Within a BASH script, control is often dependent upon a conditional expression. An expression can be purely arithmetic in nature, in which case it should be evaluated in the double-parentheses environment, (( expression )). An expression that is boolean, on the other hand, should be enclosed in double-braces, [[ expression ]].

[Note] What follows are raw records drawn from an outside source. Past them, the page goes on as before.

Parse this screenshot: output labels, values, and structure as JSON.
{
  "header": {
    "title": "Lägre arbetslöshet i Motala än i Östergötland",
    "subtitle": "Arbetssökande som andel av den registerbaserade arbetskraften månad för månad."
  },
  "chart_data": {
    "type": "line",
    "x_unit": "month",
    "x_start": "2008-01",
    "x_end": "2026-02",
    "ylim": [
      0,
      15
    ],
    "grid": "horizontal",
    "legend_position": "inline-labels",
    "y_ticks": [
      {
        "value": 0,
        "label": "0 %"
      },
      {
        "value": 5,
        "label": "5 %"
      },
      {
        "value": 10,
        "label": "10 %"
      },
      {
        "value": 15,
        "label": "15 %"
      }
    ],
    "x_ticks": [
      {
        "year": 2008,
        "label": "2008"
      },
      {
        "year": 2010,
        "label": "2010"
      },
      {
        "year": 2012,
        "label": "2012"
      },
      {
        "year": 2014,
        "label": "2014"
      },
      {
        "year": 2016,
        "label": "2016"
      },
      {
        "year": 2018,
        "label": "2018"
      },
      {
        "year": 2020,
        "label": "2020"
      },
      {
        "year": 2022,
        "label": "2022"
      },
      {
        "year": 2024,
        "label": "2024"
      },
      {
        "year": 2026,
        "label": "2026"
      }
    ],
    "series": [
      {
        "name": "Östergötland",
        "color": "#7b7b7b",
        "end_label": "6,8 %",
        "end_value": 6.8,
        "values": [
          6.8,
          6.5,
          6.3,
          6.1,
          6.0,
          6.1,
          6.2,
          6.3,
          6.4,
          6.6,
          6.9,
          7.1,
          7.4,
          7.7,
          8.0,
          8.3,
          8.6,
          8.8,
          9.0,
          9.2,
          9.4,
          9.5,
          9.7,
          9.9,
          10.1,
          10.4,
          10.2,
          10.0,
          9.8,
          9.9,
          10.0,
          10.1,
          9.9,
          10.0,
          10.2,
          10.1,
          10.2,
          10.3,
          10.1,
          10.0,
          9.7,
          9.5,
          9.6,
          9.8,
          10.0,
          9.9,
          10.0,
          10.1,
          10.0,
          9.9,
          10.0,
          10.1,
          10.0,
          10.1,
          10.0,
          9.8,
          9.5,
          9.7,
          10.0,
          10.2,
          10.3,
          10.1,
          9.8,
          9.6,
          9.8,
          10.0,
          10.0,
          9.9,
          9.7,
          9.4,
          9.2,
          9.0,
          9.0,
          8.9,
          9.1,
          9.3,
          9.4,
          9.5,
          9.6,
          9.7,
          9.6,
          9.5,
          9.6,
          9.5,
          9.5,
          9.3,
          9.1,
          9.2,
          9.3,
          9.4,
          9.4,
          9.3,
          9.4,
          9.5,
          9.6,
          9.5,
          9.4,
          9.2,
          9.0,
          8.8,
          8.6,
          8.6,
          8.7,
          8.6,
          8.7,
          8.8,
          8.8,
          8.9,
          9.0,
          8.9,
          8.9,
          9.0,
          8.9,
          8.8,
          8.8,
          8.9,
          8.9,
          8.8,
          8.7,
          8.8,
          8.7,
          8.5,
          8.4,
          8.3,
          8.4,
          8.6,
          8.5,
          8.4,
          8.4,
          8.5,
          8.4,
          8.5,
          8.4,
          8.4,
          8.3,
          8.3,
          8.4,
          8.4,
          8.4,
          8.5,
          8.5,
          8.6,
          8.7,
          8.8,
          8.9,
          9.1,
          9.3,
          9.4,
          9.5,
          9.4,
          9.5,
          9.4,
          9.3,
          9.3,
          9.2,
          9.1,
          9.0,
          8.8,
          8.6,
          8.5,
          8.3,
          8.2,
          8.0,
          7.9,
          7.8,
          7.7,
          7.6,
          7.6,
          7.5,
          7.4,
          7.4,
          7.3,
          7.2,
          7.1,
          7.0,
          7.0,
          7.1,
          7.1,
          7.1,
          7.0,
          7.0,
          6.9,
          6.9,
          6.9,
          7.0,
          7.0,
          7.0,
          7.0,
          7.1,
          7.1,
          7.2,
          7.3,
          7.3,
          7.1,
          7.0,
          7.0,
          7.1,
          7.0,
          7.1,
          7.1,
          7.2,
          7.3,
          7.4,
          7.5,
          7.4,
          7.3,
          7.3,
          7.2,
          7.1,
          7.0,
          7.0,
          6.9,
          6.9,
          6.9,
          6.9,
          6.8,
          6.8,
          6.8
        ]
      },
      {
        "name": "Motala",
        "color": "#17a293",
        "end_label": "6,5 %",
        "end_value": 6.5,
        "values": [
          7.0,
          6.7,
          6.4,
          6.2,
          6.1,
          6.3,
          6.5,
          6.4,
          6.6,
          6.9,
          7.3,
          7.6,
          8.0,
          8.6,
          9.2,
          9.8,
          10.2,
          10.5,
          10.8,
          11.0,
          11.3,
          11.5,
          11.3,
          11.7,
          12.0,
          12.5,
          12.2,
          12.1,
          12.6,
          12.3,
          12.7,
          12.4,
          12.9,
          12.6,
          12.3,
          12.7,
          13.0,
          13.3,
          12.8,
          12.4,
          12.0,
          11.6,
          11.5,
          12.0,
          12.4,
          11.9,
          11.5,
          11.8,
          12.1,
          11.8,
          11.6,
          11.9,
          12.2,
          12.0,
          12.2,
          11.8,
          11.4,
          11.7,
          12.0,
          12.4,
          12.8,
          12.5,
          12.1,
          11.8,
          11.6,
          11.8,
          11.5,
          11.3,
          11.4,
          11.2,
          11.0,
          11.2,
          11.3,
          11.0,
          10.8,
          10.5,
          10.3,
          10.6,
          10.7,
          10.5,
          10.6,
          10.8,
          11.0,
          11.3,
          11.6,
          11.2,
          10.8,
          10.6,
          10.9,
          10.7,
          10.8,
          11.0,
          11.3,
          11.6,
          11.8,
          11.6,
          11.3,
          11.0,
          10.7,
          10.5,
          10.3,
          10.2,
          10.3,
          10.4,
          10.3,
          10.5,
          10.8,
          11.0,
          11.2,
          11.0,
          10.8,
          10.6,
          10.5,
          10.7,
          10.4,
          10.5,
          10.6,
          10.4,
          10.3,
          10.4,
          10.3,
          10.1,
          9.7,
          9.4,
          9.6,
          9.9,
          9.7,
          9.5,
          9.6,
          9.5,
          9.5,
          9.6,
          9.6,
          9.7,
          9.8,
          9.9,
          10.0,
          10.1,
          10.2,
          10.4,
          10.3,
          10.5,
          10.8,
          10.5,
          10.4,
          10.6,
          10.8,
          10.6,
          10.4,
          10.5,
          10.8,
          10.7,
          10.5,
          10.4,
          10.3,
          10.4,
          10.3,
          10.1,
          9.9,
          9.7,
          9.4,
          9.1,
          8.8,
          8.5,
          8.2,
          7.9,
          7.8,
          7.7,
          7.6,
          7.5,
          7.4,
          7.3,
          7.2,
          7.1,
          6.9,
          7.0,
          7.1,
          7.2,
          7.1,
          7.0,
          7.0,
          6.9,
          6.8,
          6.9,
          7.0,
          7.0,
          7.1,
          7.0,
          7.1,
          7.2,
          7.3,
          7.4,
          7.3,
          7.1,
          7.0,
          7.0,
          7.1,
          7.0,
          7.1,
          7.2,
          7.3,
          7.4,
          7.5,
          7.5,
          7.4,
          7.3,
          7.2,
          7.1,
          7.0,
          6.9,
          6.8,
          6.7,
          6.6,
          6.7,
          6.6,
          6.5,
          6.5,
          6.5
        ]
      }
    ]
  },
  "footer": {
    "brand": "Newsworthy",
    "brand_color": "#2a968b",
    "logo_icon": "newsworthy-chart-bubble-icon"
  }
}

Multiple tests of the same nature can be combined within one set of brackets with the logical operations ! (negation), && (and—both sub-expressions must be true for the entire expression to evaluate to true), || (or—one or both of the sub-expressions must be true for the entire expression to evaluate to true), and () (to enclose various nested divisions of the expression).

$ cat > frac_arithmetic
#!/bin/bash

for (( i=1; i<=10; ++i ))
do
   echo 1/$i^2 = `echo "1.0/"$i"^2" | bc -l`
done
$ chmod +x frac_arithmetic
$ frac_arithmetic
1/1^2 = 1.00000000000000000000
1/2^2 = .25000000000000000000
1/3^2 = .11111111111111111111
1/4^2 = .06250000000000000000
1/5^2 = .04000000000000000000
1/6^2 = .02777777777777777777
1/7^2 = .02040816326530612244
1/8^2 = .01562500000000000000
1/9^2 = .01234567901234567901
1/10^2 = .01000000000000000000

$ cat > arithmetic
#!/bin/bash

i=23
let i=i+1
let j=2*$i+7

if (( $i < $j ))
then
   echo $i "<" $j
elif (( $i == $j ))
then
   echo $i = $j
else
   echo $i ">" $j
fi
[ctrl-d]

The [[ ]] environment recognizes the following logical tests:

BASH tests in the `[[ ]]` environment
Test	Condition
`-a file`	True if `file` exists
`-d file`	True if file exists and is a directory
`-e file`	True if file exists
`-f file`	True if file exists and is a regular file
`-r file`	True if file exists and is readable
`-s file`	True if file exists and has a size greater than zero
`-w file`	True if file exists and is writable
`-x file`	True if file exists and is executable
`-N file`	True if file exists and has been modified since it was last read
`file1 -nt file2`	True if `file1` is newer (according to modification date) than `file2`, or if `file1` exists and `file2` does not
`file1 -ot file2`	True if `file1` is older than `file2`, or if `file2` exists and `file1` does not
`-z string`	True if the length of `string` is zero
`-n string`	True if the length of string is non-zero
`string1 == string2`	True if the strings are equal
`string1 != string2`	True if the strings are not equal
`string1 < string2`	True if `string1` sorts before `string2` lexicographically
`string1 > string2`	True if string1 sorts after string2 lexicographically
`arg1 OP arg2`	`OP` is one of `-eq`, `-ne`, `-lt`, `-le`, `-gt`, or `-ge`.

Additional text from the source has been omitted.